To give you the chance to tell the world why you love your school — and help you pay for it — we offer the I Heart My School Scholarship essay contest. Recently, we announced our fall 2017 winner: Trina Abdulnour, from Wayne State University.
This week, we wanted to share our third-place essay about the University of Texas at El Paso, by Caitlin Chanoi.
Scroll down to see Chanoi’s pictures and read about why she loves UTEP so much.
If you love your school, you can learn more and apply for our upcoming fall scholarship here.
When walking from class to class at the University of Texas at El Paso, one can see for miles. The campus is centered high in the city, in a place that truly encapsulates what it means to live in El Paso, and what it means to go to its school. The University of Texas at El Paso is nestled between two mountains, two cities, and two countries. To the north, the Franklin Mountains and landscape of the southwestern United States smile over a constant stream of students. To the south, the activity on campus is mirrored by those going about their daily lives across the hills of Juarez, Mexico. Lying within a mile of the Texas-Mexico border, UTEP is home to Americans and Mexicans alike. This is why I love my school. Perched on an international border, it nurtures both sides of a bicultural community.
It would be easy to write about the abundance of distinctive locations that make The University of Texas at El Paso the best school, but I have instead chosen to write about something less concrete: a feeling of community. What I love most about my school is that it is a common place for students to gather, learn and create. UTEP has created a strong, connected community made up of people from each side of the border. It embraces anyone who wishes to be a part of the University. When attending school, students are not Mexican, or American. At UTEP everyone is a “Miner”. They are not defined by their language, their race, or their nationality. This seamless integration is what has given the University a unique quality that I cherish.
Much of UTEP’s student body is made up of young adults who cross the border every day to attend the University. Because it is so close Mexico, the University is a swirl of cultures. The bicultural nature of the campus is easily heard in the languages spoken around UTEP. Here it is common to hear both Spanish and English spoken in equal measure — even mixed into a popular El Paso amalgam fondly referred to as “Spanglish”. These languages overlap creating a musical score, that energizes me as I move across campus, and orchestrates the activity of the students.
This combination of communities and traditions in and around UTEP culminates in every college student’s favorite thing: good food. There is plenty American and Mexican food on campus. Among the different American chain restaurants in the student union, popular Mexican street foods like “elote en vaso” or “corn in a cup” are also available. This creamy mixture of sweet corn, butter, and crumbled cheese, sprinkled with chili and lime fills the building with the enticing scent of simple Mexican treats. At all UTEP sporting events, vendors selling tacos al pastor, flautas, and aguas frescas can be found among those selling classic American fares like hot dogs, hamburgers, and popcorn. I delight in my school because its palate is just as rich and varied as its people.
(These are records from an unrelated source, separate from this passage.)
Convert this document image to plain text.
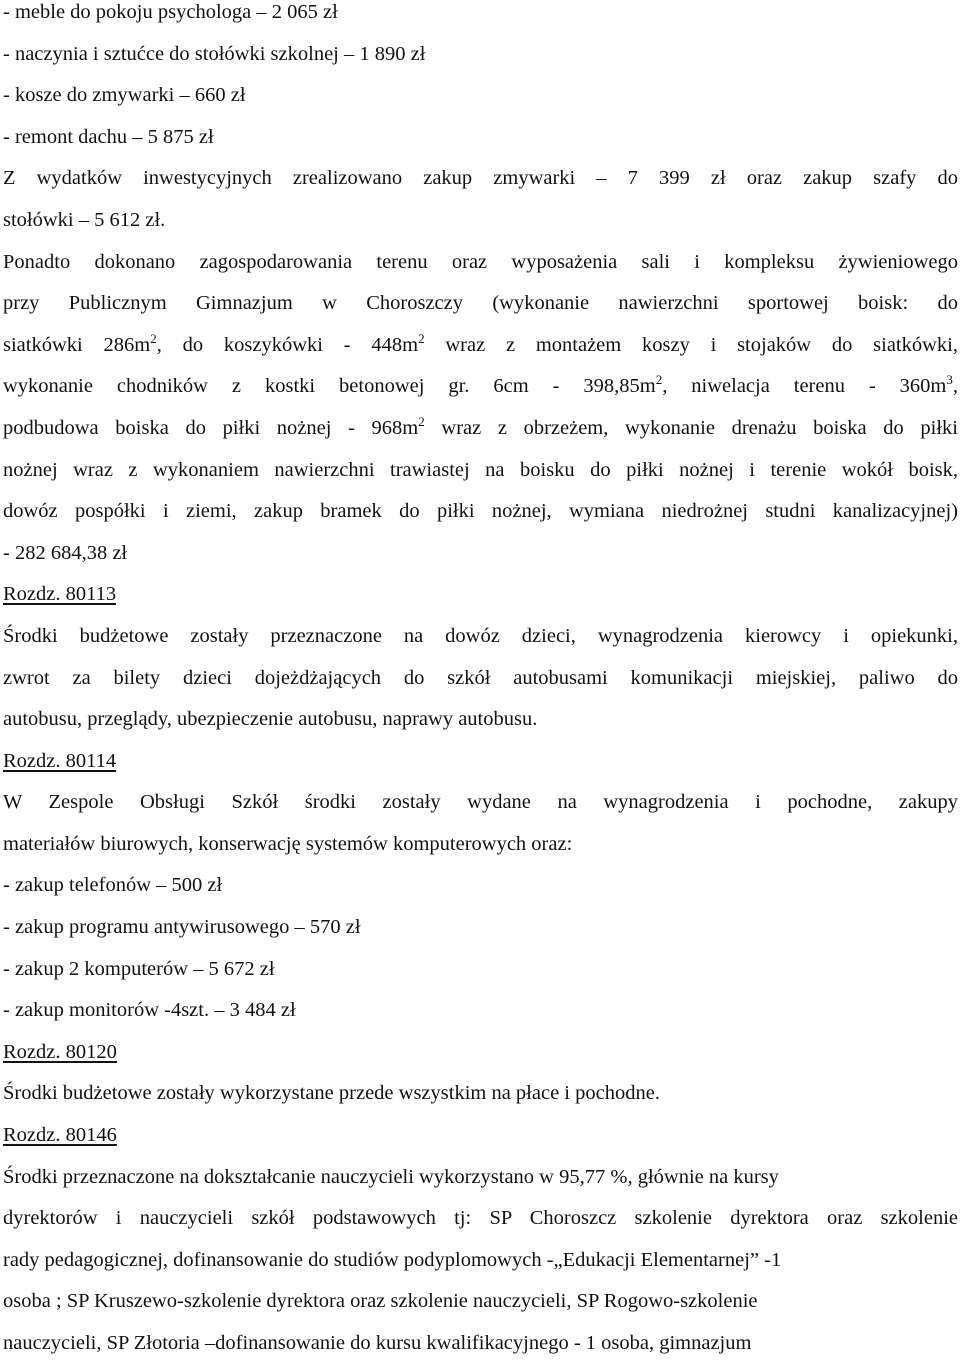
- meble do pokoju psychologa – 2 065 zł
- naczynia i sztućce do stołówki szkolnej – 1 890 zł
- kosze do zmywarki – 660 zł
- remont dachu – 5 875 zł
Z wydatków inwestycyjnych zrealizowano zakup zmywarki – 7 399 zł oraz zakup szafy do
stołówki – 5 612 zł.
Ponadto dokonano zagospodarowania terenu oraz wyposażenia sali i kompleksu żywieniowego
przy Publicznym Gimnazjum w Choroszczy (wykonanie nawierzchni sportowej boisk: do
siatkówki $286m^2$, do koszykówki - $448m^2$ wraz z montażem koszy i stojaków do siatkówki,
wykonanie chodników z kostki betonowej gr. $6cm - 398,85m^2$, niwelacja terenu - $360m^3$,
podbudowa boiska do piłki nożnej - $968m^2$ wraz z obrzeżem, wykonanie drenażu boiska do piłki
nożnej wraz z wykonaniem nawierzchni trawiastej na boisku do piłki nożnej i terenie wokół boisk,
dowóz pospółki i ziemi, zakup bramek do piłki nożnej, wymiana niedrożnej studni kanalizacyjnej)
- 282 684,38 zł
Rozdz. 80113
Środki budżetowe zostały przeznaczone na dowóz dzieci, wynagrodzenia kierowcy i opiekunki,
zwrot za bilety dzieci dojeżdżających do szkół autobusami komunikacji miejskiej, paliwo do
autobusu, przeglądy, ubezpieczenie autobusu, naprawy autobusu.
Rozdz. 80114
W Zespole Obsługi Szkół środki zostały wydane na wynagrodzenia i pochodne, zakupy
materiałów biurowych, konserwację systemów komputerowych oraz:
- zakup telefonów – 500 zł
- zakup programu antywirusowego – 570 zł
- zakup 2 komputerów – 5 672 zł
- zakup monitorów -4szt. – 3 484 zł
Rozdz. 80120
Środki budżetowe zostały wykorzystane przede wszystkim na płace i pochodne.
Rozdz. 80146
Środki przeznaczone na dokształcanie nauczycieli wykorzystano w 95,77 %, głównie na kursy
dyrektorów i nauczycieli szkół podstawowych tj: SP Choroszcz szkolenie dyrektora oraz szkolenie
rady pedagogicznej, dofinansowanie do studiów podyplomowych -„Edukacji Elementarnej” -1
osoba ; SP Kruszewo-szkolenie dyrektora oraz szkolenie nauczycieli, SP Rogowo-szkolenie
nauczycieli, SP Złotoria –dofinansowanie do kursu kwalifikacyjnego - 1 osoba, gimnazjum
I love my school because it is a reflection of the city around it. El Paso, Texas is a bicultural community, and that is echoed in the University. At UTEP the separate cultures of this community blend together to create something that is greater than the sum of its parts. El Paso, Texas, and Juarez, Mexico are two communities living in the same desert, in the shadow of the same mountain — an international border divides us but we are brought together by the University through a shared interest in education. I love my school because it nurtures my community, is an educational center for both sides of the international border, is home to a blend of different cultures, cultivates its own melody composed of two languages, and provides me comfort through the aroma and sounds of the border.